South Africa’s Competition Tribunal has approved a $2 billion (35 billion rand) takeover of MultiChoice Group by French media giant Canal+. The approval, announced today, comes with conditions to address public interest concerns and ensure compliance with South African broadcasting regulations.
Canal+, a pay-TV company spun off from Vivendi in December 2024, offered 125 rand per share for MultiChoice shares it does not already own, valuing the South African media giant at roughly $3 billion (55 billion rand). The deal, which has been ongoing since early 2024, is a strategic move by Canal+ to expand its footprint in English-speaking African markets while providing MultiChoice with capital to bolster local content and innovation.
The acquisition is poised to create a powerhouse in Africa’s pay-TV and streaming sectors.
MultiChoice, which operates in 50 sub-Saharan countries and serves 19.3 million subscribers, is the continent’s largest pay-TV provider. Its portfolio includes linear channels, the streaming platform Showmax, and production assets. Canal+, already a major player in 25 African countries with eight million subscribers, aims to leverage MultiChoice’s infrastructure to compete with global streaming giants like Netflix and Amazon Prime.

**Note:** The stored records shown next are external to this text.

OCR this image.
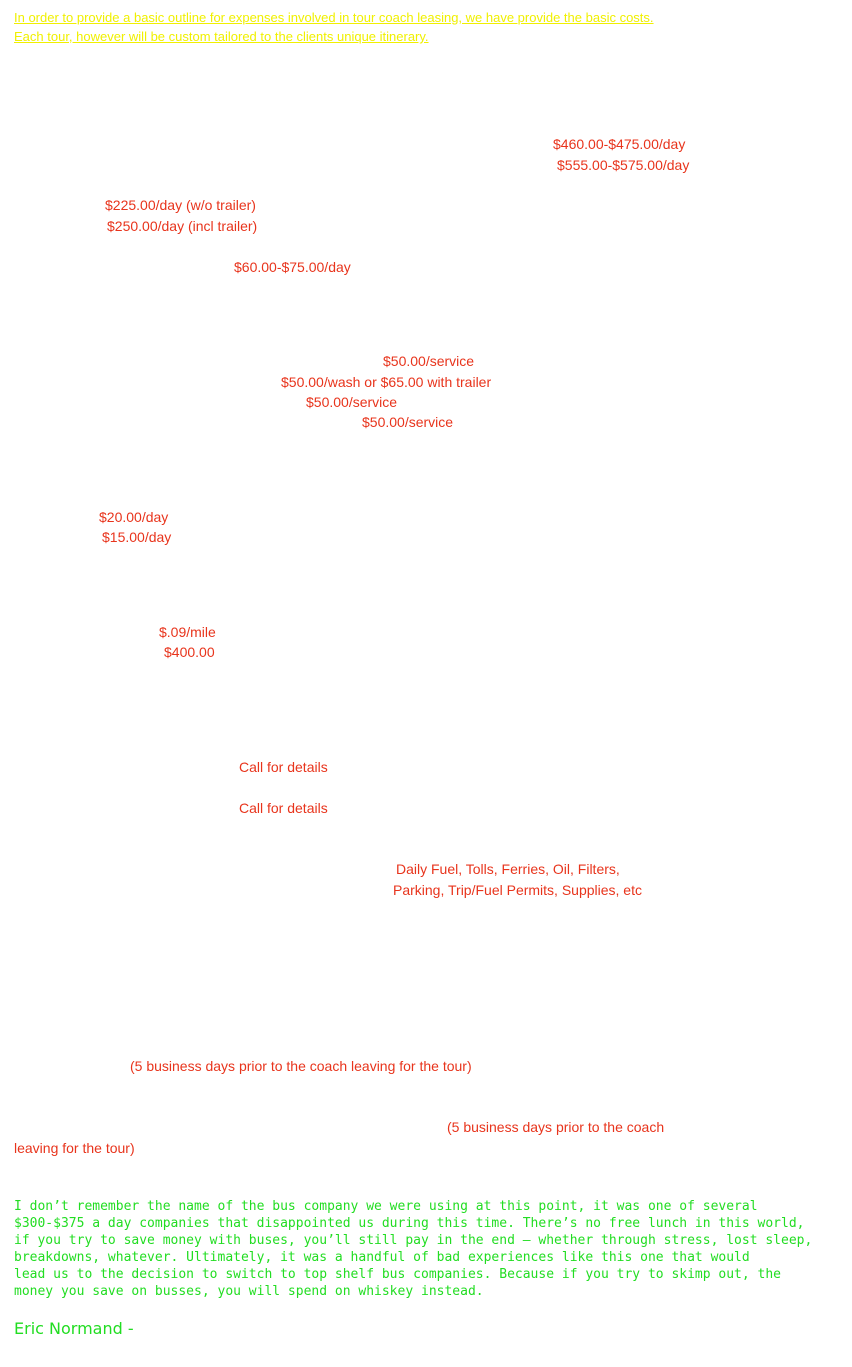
In order to provide a basic outline for expenses involved in tour coach leasing, we have provide the basic costs.
Each tour, however will be custom tailored to the clients unique itinerary.
$460.00-$475.00/day
$555.00-$575.00/day
$225.00/day (w/o trailer)
$250.00/day (incl trailer)
$60.00-$75.00/day
$50.00/service
$50.00/wash or $65.00 with trailer
$50.00/service
$50.00/service
$20.00/day
$15.00/day
$.09/mile
$400.00
Call for details
Call for details
Daily Fuel, Tolls, Ferries, Oil, Filters,
Parking, Trip/Fuel Permits, Supplies, etc
(5 business days prior to the coach leaving for the tour)
(5 business days prior to the coach
leaving for the tour)
I don’t remember the name of the bus company we were using at this point, it was one of several
$300-$375 a day companies that disappointed us during this time. There’s no free lunch in this world,
if you try to save money with buses, you’ll still pay in the end – whether through stress, lost sleep,
breakdowns, whatever. Ultimately, it was a handful of bad experiences like this one that would
lead us to the decision to switch to top shelf bus companies. Because if you try to skimp out, the
money you save on busses, you will spend on whiskey instead.
Eric Normand -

Maxime Saada, CEO of Canal+, in a statement, said, “This is a major step forward in our ambition to create a global media and entertainment company with Africa at its heart.” He emphasised the deal’s potential to benefit South African consumers, creative businesses, and the nation’s sporting ecosystem.
Calvo Mawela, CEO of MultiChoice Group, echoed Saada’s sentiment, calling the approval a “significant milestone.” He highlighted the deal’s role in securing financial stability for MultiChoice, which has faced challenging operating conditions amid competition from global streamers. “We look forward to building a global media and entertainment company with Africa at its core,” Mawela added.
Conditions for approval of Canal+’s acquisition of MultiChoice
The Competition Tribunal’s approval follows a positive recommendation from South Africa’s Competition Commission in May 2025. The Commission found the deal unlikely to harm competition but imposed conditions to address public interest concerns. These include a $1.4 billion (26 billion rand) commitment over three years to support local content, skills development, and corporate social responsibility initiatives, such as sports development.
To comply with South African regulations limiting foreign ownership of broadcasting licenses to 20%, MultiChoice will carve out its domestic unit into a new entity, LicenceCo. This independent company will be majority-owned by Historically Disadvantaged Persons (HDPs) and workers, ensuring compliance with local laws. The parties have also committed to no worker retrenchments for three years and increased participation of HDP-controlled firms and small businesses in the audiovisual industry.


While the Competition Tribunal’s approval clears a major hurdle, the deal still requires final clearance from the Independent Communications Authority of South Africa (ICASA) for the transfer of MultiChoice’s broadcasting license to LicenceCo.
In March 2025, Canal+ extended the transaction deadline to October 8, 2025, to navigate these regulatory requirements. The companies remain on track to meet this timeline.
Canal+ has steadily increased its stake in MultiChoice since 2024, currently holding over 40% of the company. After surpassing the 35% threshold, it triggered a mandatory buyout offer under South African regulations. The 125 rand per share offer represents a 67% premium over MultiChoice’s share price before Canal+’s initial approach in February 2024.
The deal has sparked optimism in the market, with MultiChoice’s shares rising 5.33% after the Competition Commission’s recommendation in May. Industry observers see the acquisition as a strategic consolidation to counter the dominance of global streaming platforms. By combining Canal+’s resources with MultiChoice’s extensive reach, the merged entity could enhance local content production and expand into new markets.


MultiChoice has faced significant challenges, including a 40-year high in operating difficulties, driven by competition from Netflix, Amazon Prime, and TikTok. The company has also grappled with piracy, estimating losses of billions due to two million pirated views. The influx of capital from Canal+ is expected to stabilise MultiChoice’s finances and fuel innovation, particularly in its Showmax streaming platform.
Canal+’s expansion in Africa aligns with its broader strategy. The company recently partnered with Netflix to bundle offerings across 24 Francophone African countries, enhancing its position as a content aggregator. This acquisition could further solidify its dominance in the region’s media sector.
As Canal+ and MultiChoice work toward finalising the deal by October 8, 2025, the focus will be on securing ICASA’s approval and implementing the new LicenceCo structure.
The transaction is a watershed moment for Africa’s media industry, promising enhanced scale, investment, and global competitiveness. For South African viewers and creators, the deal could usher in a new era of local content and innovation, provided the regulatory and public interest commitments are met.